Complete recovery of economic losses is dependent on how soon the disease is brought under control. Unemployment, poverty levels due to job losses, bad debts, disruption caused to education, and the recovery of ongoing low productivity has to be countered effectively. Sri Lanka has a history of facing challenges head-on and winning obstacles. With the high level of intelligence of the citizenry as a whole, getting back on one’s feet is a certainty. However, the most important factor at present is to change public perspective on the current depressing situation to a constructive and optimistic viewpoint. Hence, relentless effort must be taken to uplift the confidence of the masses.
The authorities have to keep an eagle eye on the economic structure. Does the country wish a mere return to the pre-Coronavirus economy or more than that? It should be both. First we have to get back to the same level that existed before the outbreak of the virus and subsequently boost the economy by using the many opportunities that were available since the beginning of Covid-19. For example, the tourism industry experts opine that the related business activities will thrive with the global recognition Sri Lanka earned by successfully controlling the pandemic.

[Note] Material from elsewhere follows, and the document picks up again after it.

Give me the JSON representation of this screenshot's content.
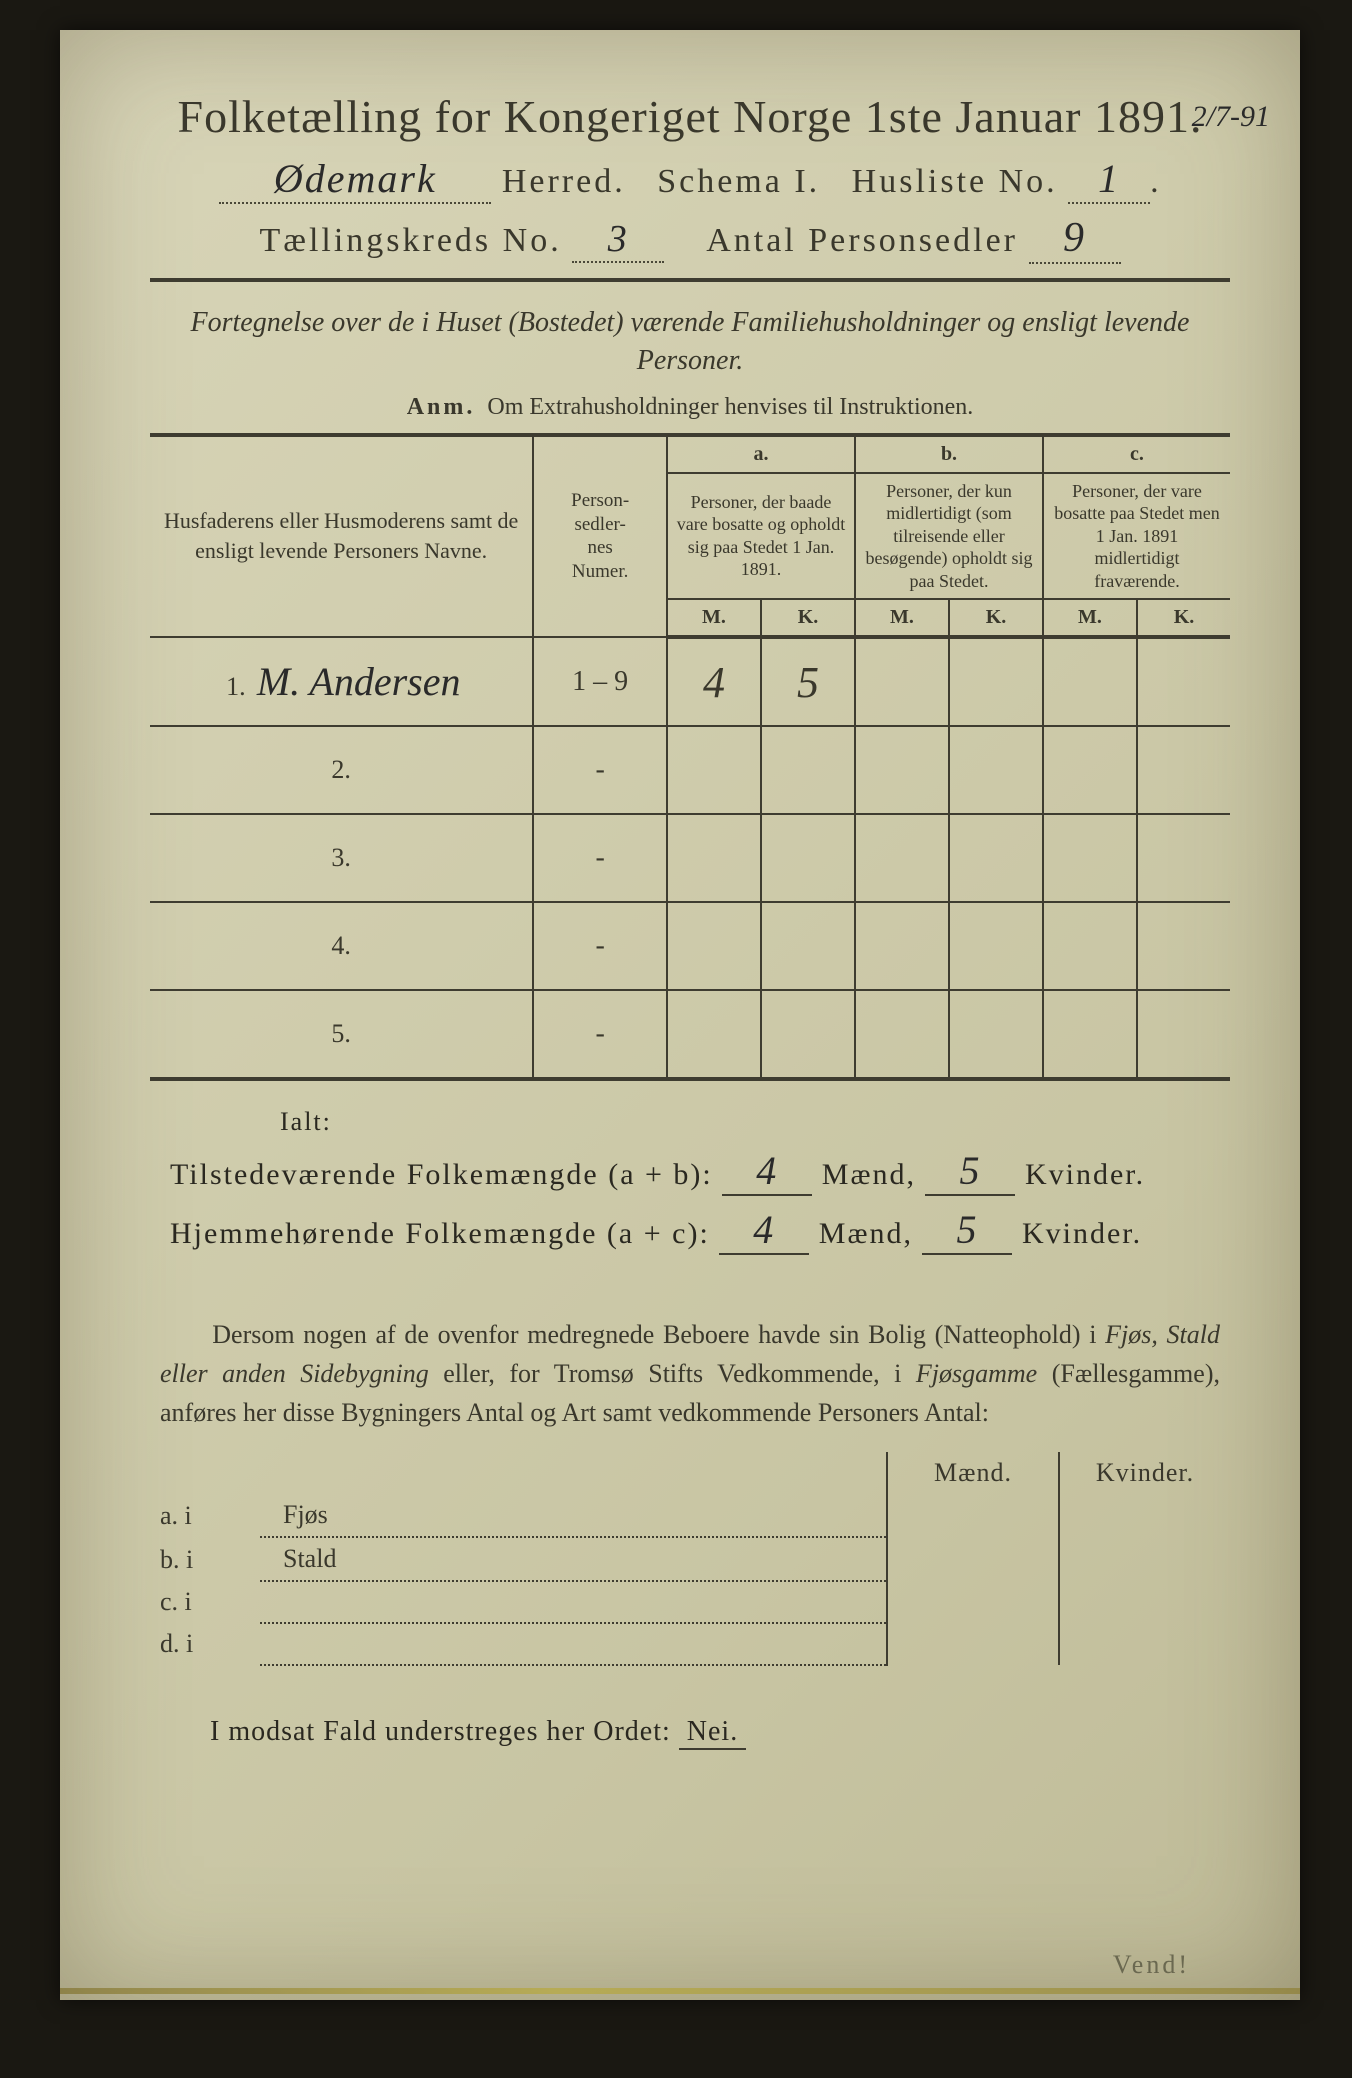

Similarly, foreign employment, and the apparel markets are also expected to boost when the world returns to normalcy. The present drive of the Government on domestic service, industry, and agriculture sectors must be made successful. The ‘main obstacle’, as per public opinion, is the lack of support of the public service that usually slows down the process, despite the policy decisions of the government. Therefore, the pressure to regulate these processes must be applied effectively by the authorities.
Some countries including the USA and most European countries have not shown effective response to the crisis and performed poorly. Nevertheless, Sri Lanka, with the total commitment of President Rajapaksa himself, has taken every possible measure to control the situation. The Government, health sectors, military establishment, police, and the public sacrificed a great deal during the near ten-month period, and continue to do so. Therefore, one can safely assume that the country will succeed in recovering in full, with or without a vaccine to prevent or cure the deadly virus.